Key exclusion criteria included serious complications, such as active gastrointestinal bleeding, intestinal obstruction, or history of acute myocardial infarction, congestive heart failure (NYHA) ≥ Grade 2. Patients who had uncontrolled primary or metastatic brain tumors were also excluded. Patients with the following treatments were permitted to be enrolled with adequate washout period: major surgery (≥ 4 weeks), radiotherapy (≥ 2 weeks), chemotherapy (including antibody drug therapy [≥ 3 weeks]).

Full inclusion and exclusion criteria are listed in the study protocol. Written informed consent was obtained from all patients before study enrollment.

Pharmacokinetics (PK)

Serial blood samples for the PK characterization of total antibody (TA), binding antibody (BA), and free MMAE (FM) were collected during cycles 1 and 4 at the following timepoints: predose, and 0.25, 1 (end of infusion), 1.5, 12, 24, 48, 72, 120, 168, 240, and 360 h after the start of infusion. The TA and BA concentrations in serum were measured using a validated mesoscale discovery (MSD) method and liquid chromatography-tandem mass spectrometry (LC–MS/MS) for detection of FM. Several additional blood samples were chosen to detect the conjugated MMAE (CM) using the same LC–MS/MS method from three patients who received multiple doses of RC48 at 2.5 mg/kg.

PK parameters such as maximum observed serum concentration (Cmax) and time to Cmax (Tmax) were directly obtained from the measured plasma concentration. Other main PK parameters were calculated from the plasma concentration–time data using a noncompartmental analysis (NCA) method with WinNonlin 6.3 (Pharsight Corp., Mountain View, CA, USA) and included elimination half-life (t1/2), the area under the plasma concentration–time curve from zero to the last time (AUC0−t) and from zero to infinity (AUC0−Inf), apparent total body clearance (CL/F), and apparent volume of distribution (Vd/F).

Safety and efficacy assessment

The primary end point of this study is to evaluate the safety and most tolerated dose (MTD) of RC48 in HER2-positive advanced solid tumors and to explore the recommended phase 2 dose (RP2D) in future studies.

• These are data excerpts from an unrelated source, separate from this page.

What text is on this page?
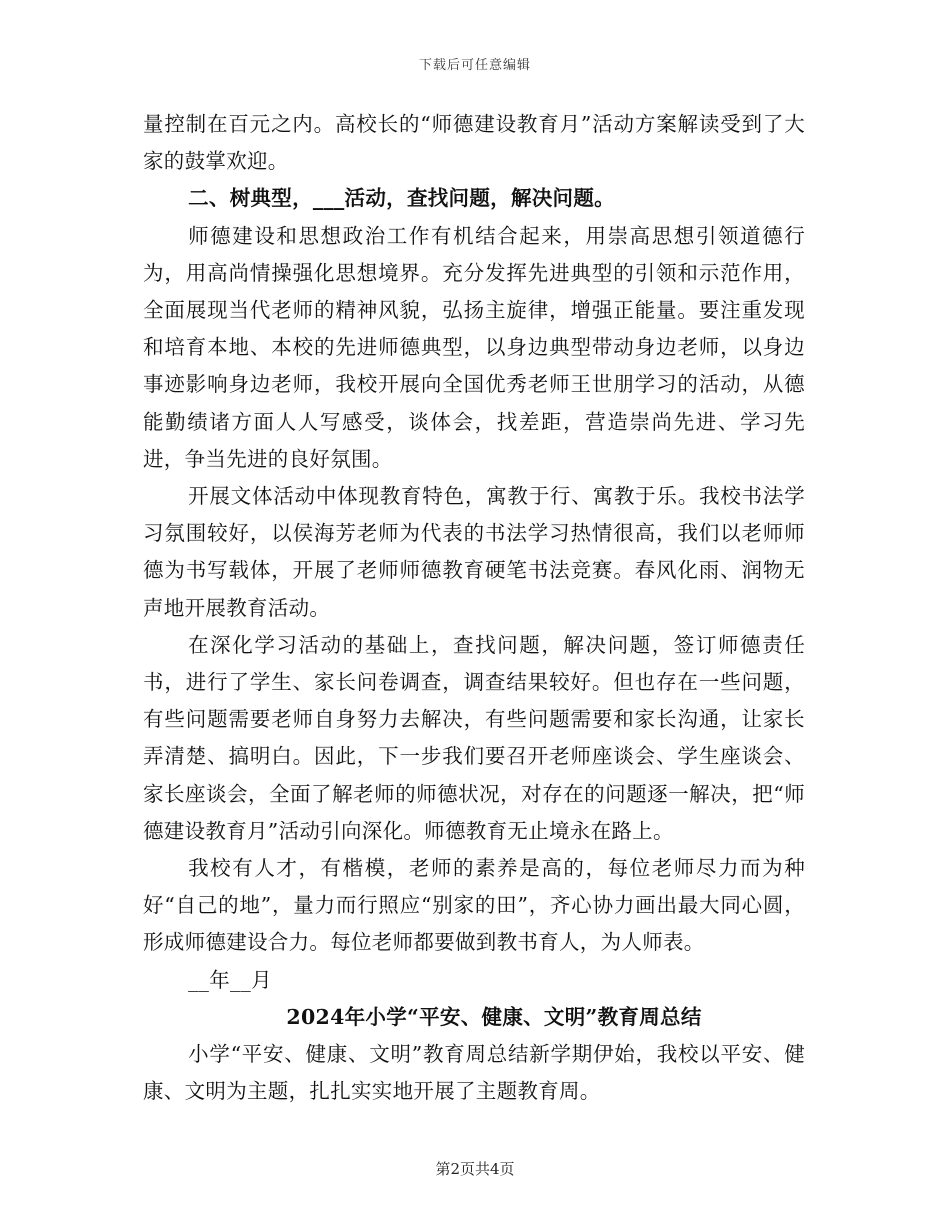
下载后可任意编辑

量控制在百元之内。高校长的“师德建设教育月”活动方案解读受到了大家的鼓掌欢迎。

二、树典型，___活动，查找问题，解决问题。

师德建设和思想政治工作有机结合起来，用崇高思想引领道德行为，用高尚情操强化思想境界。充分发挥先进典型的引领和示范作用，全面展现当代老师的精神风貌，弘扬主旋律，增强正能量。要注重发现和培育本地、本校的先进师德典型，以身边典型带动身边老师，以身边事迹影响身边老师，我校开展向全国优秀老师王世朋学习的活动，从德能勤绩诸方面人人写感受，谈体会，找差距，营造崇尚先进、学习先进，争当先进的良好氛围。

开展文体活动中体现教育特色，寓教于行、寓教于乐。我校书法学习氛围较好，以侯海芳老师为代表的书法学习热情很高，我们以老师师德为书写载体，开展了老师师德教育硬笔书法竞赛。春风化雨、润物无声地开展教育活动。

在深化学习活动的基础上，查找问题，解决问题，签订师德责任书，进行了学生、家长问卷调查，调查结果较好。但也存在一些问题，有些问题需要老师自身努力去解决，有些问题需要和家长沟通，让家长弄清楚、搞明白。因此，下一步我们要召开老师座谈会、学生座谈会、家长座谈会，全面了解老师的师德状况，对存在的问题逐一解决，把“师德建设教育月”活动引向深化。师德教育无止境永在路上。

我校有人才，有楷模，老师的素养是高的，每位老师尽力而为种好“自己的地”，量力而行照应“别家的田”，齐心协力画出最大同心圆，形成师德建设合力。每位老师都要做到教书育人，为人师表。

__年__月

2024年小学“平安、健康、文明”教育周总结

小学“平安、健康、文明”教育周总结新学期伊始，我校以平安、健康、文明为主题，扎扎实实地开展了主题教育周。

第2页共4页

Secondary outcomes included assessment of pharmacokinetic (PK) characteristics and preliminary clinical efficacy of RC48 in patients with advanced HER2-positive solid tumors.

All subjects were observed for any adverse events that occurred during the clinical study according to NCI-CTC AE (4.0), including clinical symptoms, signs of life, and abnormal in laboratory tests. Radiologic assessment was evaluated at baseline and every 2 cycles (for Q2w, 2 doses as a cycle) or 3 cycles (for Q3w, 1 dose as a cycle) of treatment. Tumors were assessed by CT or MRI of the chest, abdomen, and pelvis. RECIST v1.1 criteria were used to evaluate the objective response rate (ORR), disease control rate (DCR). Initial response evaluation as complete response (CR) or partial response(PR) need to be confirmed after 4 weeks.

Statistical analysis

Descriptive statistics were mainly used because of the small sample size. Descriptive statistics for pharmacokinetic parameters (mean, standard deviation, coefficient of variation, minimum, median, and maximum) were provided for the list of drugs tested. The incidence of all adverse events (AE) was listed by treatment group. The adverse events were recorded using the terms of the investigator and a statistical description of MedDRA. All statistical analyses were performed using SAS®9.3.

Results

Enrollment, characteristics, and determination of MTD

From December 22, 2015, to June 27, 2019, 68 patients were screened. Fifty-seven patients met the inclusion criteria and were sequentially enrolled into six dose groups. The most common tumor type among enrolled patients was gastric cancer. All 57 patients had measurable lesions at baseline. Baseline characteristics are summarized in Table 1.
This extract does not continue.